Em “Fahrenheit 451”, Ray Bradbury criou um mundo distópico pintado de cinzento, onde os bombeiros invertiam o seu raio de acção e, em vez de apagarem fogos, eram os seus promotores, numa sociedade em que a presença de livros era negada em todas as Bibliotecas, fossem elas pessoais ou privadas.

Para que os livros não desaparecessem, um grupo de resistentes decorou cada um o seu livro, fez dele a sua história, tornando possível à palavra escrita perpetuar-se através da oralidade e, sobretudo, da memória.
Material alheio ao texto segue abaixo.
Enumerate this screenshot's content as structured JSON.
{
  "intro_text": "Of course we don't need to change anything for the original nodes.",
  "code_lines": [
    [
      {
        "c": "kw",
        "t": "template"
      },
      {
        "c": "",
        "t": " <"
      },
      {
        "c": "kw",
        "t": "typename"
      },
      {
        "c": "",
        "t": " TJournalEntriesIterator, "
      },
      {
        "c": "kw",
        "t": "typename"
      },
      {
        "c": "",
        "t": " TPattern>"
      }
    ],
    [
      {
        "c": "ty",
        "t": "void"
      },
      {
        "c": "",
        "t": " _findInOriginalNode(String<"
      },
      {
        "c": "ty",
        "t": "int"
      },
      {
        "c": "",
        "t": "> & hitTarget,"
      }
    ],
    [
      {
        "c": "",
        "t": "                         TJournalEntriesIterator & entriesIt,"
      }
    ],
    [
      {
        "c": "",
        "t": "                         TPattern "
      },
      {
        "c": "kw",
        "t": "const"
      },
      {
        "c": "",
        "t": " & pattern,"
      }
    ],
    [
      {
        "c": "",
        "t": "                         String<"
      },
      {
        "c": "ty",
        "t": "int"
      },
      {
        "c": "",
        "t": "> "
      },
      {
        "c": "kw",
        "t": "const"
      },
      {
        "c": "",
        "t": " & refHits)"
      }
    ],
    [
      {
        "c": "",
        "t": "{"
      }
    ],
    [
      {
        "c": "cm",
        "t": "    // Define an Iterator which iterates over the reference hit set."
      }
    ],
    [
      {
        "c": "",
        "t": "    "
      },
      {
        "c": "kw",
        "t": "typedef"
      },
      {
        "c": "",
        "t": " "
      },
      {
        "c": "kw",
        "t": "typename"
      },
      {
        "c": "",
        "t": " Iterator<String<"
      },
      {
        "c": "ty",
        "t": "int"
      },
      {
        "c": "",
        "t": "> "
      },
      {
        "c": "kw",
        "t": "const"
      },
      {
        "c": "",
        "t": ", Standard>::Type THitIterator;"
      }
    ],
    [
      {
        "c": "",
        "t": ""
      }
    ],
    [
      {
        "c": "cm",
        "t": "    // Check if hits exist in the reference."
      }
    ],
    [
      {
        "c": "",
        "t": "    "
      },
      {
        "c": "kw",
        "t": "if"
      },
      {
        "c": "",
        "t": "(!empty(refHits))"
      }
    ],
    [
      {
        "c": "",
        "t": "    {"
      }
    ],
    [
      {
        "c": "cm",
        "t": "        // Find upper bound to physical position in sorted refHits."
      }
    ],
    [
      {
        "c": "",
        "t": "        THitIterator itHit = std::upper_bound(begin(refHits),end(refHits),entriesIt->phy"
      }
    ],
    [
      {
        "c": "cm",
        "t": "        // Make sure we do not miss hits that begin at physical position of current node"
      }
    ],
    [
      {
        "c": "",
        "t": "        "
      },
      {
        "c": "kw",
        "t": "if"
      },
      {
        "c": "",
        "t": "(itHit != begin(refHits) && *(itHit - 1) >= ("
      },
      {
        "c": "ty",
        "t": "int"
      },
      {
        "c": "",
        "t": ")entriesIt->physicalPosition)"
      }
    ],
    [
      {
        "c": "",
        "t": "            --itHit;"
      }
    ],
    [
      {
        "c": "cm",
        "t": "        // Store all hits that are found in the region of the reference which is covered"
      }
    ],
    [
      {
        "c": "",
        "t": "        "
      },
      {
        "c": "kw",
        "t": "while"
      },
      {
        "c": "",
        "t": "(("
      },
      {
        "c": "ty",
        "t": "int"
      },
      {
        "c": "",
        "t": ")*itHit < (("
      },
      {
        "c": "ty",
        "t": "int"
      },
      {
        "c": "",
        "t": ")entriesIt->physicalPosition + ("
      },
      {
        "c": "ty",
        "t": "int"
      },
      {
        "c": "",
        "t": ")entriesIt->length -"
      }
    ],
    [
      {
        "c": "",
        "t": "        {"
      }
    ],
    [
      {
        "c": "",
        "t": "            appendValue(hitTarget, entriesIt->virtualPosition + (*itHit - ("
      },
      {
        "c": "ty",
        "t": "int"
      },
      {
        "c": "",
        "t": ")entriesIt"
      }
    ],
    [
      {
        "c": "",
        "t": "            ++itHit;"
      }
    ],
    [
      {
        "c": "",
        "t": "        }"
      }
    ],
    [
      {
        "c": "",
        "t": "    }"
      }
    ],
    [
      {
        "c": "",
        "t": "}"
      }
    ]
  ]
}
Foi esta a grande homenagem de Bradbury à Literatura, um elogio aos livros que, através de André Letria e José Jorge Letria, nos chega com “Se eu fosse um livro” (Pato Lógico, 2014).

«Se eu fosse um livro, pediria a quem me encontrasse na rua para me levar para casa consigo». É com esta linha com ar de convite que entramos dentro deste diário confessional, onde um livro – ou um aspirante a tornar-se um deles – partilha connosco alguns dos seus desejos: não ser usado como ornamento de prateleiras, não sentir pressa de ler a palavra “fim”, não ser lido apenas por estar na moda e, desejo máximo, mudar a vida de alguém.

Com uma linguagem e ilustrações com forte carga poética, José Jorge Letria e André Letria (pai e filho) criaram um objecto com múltiplos sentidos, apenas ao alcance de quem tem pela literatura um amor profundo. E o leitor, se pudesse escolher ser um livro, qual seria?